Most sportmen are enthusiasts for sport at large, even when their proficiency is limited to just one discipline. The admiration of athletes for others at the top of their game is an age-old trait and one to foster. But there are some sports which foster links more naturally with each other. Racing and football seem just one example.

The UK's two most televised sports enjoy joint audiences and share commonalities. There is little doubt that racecourse audiences benefit from the 2 months of the close season, where football crowds, denied a matchday experience, spread their wings to the racecourse environment. 

But equally, some of football's most prominent personalities have been found frequenting the racecourse, bringing them into view of photographers and broader media seeking to promote the style and energy behind a day's racing. This may have something to do with racing filling the gap where morning training has finished mid week, or that its betting appeal is an easy route to spending some of their significant earnings, or merely that the speed of the thoroughbred appeals to those strikers whose turn of foot is what marks them apart from their rivals. 

The best known example currently is none other than Sir Alex Ferguson, former manager of Manchester United from 1986 - 2013. During that extended tenure, he won 38 trophies, including 13 Premier League titles, 5 F A Cups and 2 European Cups, latterly the Champions League. Ferguson came into contact with John Magnier, the Coolmore bloodstock tycoon, and J P McManus when the pair were shareholders in Manchester Utd in the pre-Glazer era. 

That friendship came spectacularly unstuck after Ferguson took out a lawsuit over the ownership of Group I winning colt Rock of Gibraltar, winner of 7 Group 1s during his stellar career, and seemingly, the gift of 50% of the horse from the Irish billionaire pair. When the horse retired to stud, Magnier, not one to hold back on protecting his bloodstock assets, closed ranks to exclude Ferguson. The suit was settled out of court. 

Meantime, Ferguson's interest in the sport has been maintained. His most recent partenership with Paul Barber and Ged Mason around Clan des Obeaux won them a string of races, not least a memorable King George VI Chase at Kempton in 2019, a Gold Cup at Punchestown and two consecutive Betway Bowls at Aintree, the most recent this year. 

Top class footballer Mick Channon played for Southampton, Manchester City and Norwich in a career spanning the seventies and eighties. But his first love had always been racing, and on retirement he launched a career as a trainer, initially from Dick Hern's old yard at West Ilsley. The switch proved an almost immediate success. Channon handed over the reins to his son earlier this autumn, 33 years after switching career, and with over 2,600 winners to his name in the UK, Ireland and internationally. All bar 100 or so were Flat winners, the best of which was Youzmain, second in three Arcs. 

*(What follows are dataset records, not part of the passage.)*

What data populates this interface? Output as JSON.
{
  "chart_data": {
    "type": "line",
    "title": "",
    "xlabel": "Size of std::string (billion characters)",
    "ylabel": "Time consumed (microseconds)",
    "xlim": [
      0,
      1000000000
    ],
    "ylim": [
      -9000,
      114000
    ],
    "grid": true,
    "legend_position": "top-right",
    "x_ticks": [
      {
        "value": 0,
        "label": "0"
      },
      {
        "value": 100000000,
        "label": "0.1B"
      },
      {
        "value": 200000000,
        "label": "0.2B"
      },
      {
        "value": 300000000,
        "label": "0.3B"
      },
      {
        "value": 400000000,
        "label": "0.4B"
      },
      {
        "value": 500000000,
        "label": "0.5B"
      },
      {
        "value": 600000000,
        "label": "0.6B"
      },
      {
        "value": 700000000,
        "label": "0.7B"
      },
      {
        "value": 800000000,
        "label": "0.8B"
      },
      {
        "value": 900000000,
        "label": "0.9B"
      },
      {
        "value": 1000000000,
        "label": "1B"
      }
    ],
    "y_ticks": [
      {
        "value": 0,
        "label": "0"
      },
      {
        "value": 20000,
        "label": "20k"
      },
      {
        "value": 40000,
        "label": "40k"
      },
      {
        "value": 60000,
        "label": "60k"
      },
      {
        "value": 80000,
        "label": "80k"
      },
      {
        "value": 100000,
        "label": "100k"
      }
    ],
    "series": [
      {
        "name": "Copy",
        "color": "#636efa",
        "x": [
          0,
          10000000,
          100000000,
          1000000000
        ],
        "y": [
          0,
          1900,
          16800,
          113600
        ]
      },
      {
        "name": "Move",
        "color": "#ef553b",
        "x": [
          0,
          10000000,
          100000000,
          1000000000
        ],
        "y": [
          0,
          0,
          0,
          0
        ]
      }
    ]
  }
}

If Mick Channon can readily be considered a member of the establishment, thirty years his junior, the 40 year old Michael Owen has gone still further. Elected to the Jockey Club in December 2021 for his contribution to the sport, his Manor Park stable in Cheshire was a successful partnership with Tom Dascombe until the pair parted company earlier this year. Among other horses, the Group I winner Black Panther really put Owen on the map in a different park to the familair red of Liverpool at Anfield. 

The racing connections are not limited to the UK through. Real Madrid's Sergio Ramos owns a stud outside Seville albeit not for thoroughbreds, whilst Wayne Rooney, German international Thomas Muller, QPR's Charlie Austin and Robbie Fowler are just some of the names that have lent their support to the sport. 

Is Frank a potential racehorse owner?

Given the popularity of football, where at least 8 leagues support the pyramid of excellence the summit of which is the Premiership, any self-respecting trainer could do worse than foster links with his local club. The likes of Lampard, Pickford, Henderson or Grealish could be nurtured to invest in the sport by those around them. 

It's what's called kicking the ball upfield.